Hang your stuffed casings at room temp for 2 hours to dry and set. Have your smoker pre heated at 130* I use a TSM 30lb Digital smoker. Keep your top vent open. Closing the vent off will increase moisture inside your smoker and give you an unpleasant discoloration on your product. Remember this is sausage, not dripping prime rib.

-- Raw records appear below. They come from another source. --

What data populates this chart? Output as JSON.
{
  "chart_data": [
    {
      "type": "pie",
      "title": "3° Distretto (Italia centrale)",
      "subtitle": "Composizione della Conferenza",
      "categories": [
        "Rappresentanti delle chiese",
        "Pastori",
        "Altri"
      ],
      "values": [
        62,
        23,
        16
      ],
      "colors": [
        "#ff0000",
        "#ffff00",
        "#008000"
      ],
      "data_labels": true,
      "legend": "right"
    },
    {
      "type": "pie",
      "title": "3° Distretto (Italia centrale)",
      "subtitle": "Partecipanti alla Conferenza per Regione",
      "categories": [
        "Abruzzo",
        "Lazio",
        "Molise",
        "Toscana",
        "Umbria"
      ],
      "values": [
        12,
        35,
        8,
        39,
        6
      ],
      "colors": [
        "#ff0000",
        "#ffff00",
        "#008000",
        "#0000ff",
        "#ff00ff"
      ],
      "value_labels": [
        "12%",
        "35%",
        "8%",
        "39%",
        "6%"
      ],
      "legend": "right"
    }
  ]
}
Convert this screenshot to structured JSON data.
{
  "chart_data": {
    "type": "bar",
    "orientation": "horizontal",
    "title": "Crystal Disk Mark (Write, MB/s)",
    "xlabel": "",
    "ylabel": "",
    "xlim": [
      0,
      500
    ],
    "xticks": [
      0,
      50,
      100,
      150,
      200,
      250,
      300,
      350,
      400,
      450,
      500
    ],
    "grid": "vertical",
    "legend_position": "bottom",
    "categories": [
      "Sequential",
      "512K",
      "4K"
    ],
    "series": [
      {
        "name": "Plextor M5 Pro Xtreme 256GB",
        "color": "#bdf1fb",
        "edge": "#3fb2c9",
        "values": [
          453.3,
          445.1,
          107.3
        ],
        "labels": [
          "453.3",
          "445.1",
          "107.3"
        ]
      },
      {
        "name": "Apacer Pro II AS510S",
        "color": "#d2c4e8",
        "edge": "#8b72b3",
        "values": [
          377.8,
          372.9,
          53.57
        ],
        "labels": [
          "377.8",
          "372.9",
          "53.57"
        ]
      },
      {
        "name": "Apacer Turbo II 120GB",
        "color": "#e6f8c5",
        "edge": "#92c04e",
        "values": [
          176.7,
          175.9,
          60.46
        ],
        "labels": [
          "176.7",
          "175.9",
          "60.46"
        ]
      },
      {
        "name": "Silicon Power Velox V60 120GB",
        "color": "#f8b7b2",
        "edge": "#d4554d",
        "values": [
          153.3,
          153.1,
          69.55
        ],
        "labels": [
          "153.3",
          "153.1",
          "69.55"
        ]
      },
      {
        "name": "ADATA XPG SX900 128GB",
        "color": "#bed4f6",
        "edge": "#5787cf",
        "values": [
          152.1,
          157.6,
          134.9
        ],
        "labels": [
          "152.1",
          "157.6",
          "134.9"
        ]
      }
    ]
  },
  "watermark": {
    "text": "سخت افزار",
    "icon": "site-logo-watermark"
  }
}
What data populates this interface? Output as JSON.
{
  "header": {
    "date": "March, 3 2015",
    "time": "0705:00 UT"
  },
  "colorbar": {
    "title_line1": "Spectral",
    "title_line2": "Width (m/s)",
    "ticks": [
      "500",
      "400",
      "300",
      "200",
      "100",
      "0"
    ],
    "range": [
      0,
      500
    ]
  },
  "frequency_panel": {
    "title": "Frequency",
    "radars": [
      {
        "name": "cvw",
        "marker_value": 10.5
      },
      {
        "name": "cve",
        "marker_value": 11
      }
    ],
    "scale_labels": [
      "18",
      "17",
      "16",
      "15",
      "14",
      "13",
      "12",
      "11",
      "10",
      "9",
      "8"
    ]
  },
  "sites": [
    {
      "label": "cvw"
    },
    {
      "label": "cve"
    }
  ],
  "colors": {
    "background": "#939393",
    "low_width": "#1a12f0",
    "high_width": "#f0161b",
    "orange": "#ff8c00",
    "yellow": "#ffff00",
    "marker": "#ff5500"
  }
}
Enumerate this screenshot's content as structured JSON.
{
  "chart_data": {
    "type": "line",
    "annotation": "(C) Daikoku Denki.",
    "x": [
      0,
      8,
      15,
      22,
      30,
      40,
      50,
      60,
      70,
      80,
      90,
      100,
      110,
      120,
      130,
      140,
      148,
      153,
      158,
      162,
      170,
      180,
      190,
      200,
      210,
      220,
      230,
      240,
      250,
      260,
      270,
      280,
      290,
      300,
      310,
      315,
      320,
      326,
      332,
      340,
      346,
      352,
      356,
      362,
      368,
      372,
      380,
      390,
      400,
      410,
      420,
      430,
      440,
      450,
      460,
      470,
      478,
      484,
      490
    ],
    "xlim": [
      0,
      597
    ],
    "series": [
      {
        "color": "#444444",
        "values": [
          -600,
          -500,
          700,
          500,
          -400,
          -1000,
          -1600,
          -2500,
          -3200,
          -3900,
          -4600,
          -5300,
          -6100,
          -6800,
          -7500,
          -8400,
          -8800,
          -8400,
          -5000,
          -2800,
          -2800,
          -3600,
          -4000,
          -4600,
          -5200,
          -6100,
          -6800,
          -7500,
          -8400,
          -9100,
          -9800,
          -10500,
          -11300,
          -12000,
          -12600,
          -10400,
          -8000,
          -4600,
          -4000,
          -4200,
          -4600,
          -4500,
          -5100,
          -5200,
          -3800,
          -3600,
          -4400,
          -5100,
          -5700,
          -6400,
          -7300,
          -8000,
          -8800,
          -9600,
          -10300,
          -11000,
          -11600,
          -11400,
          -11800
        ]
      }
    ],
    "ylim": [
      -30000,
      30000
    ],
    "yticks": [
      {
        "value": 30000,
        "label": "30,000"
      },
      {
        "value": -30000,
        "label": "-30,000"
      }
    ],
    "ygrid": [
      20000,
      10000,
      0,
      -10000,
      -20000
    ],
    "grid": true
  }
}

1. Hang in smoker at 130* for 2 hours (no smoke)
2. 140* for 1.5-2 hrs smoke (Use of a water pan is your call)
3. 150* for 2.5 hrs (smoke opt)
4. 160 for 2.5-3 hrs (smoke opt) check meat IT here from the top of the chubs. You may have a stall in this time period.
5. Increase smoke temp to 170* (opt smoke) For 3-4 hrs. Check IT again, You should be close to your target IT of 152.
6. If you dont have time to do a complete smoke you can use hot water to finish to your IT. DO NOT EXCEED A WATER TEMP OF 170 AND MOVE THE CHUBS/STICKS AROUND IN THE WATER. Cold water bath after your IT is up to you.

NOTE: You can pull the sausage from the smoker at an IT of between 149-151 and hang at room temp. IT will IT to 152 on its own. (NO COLD WATER ON THIS WAY)


----------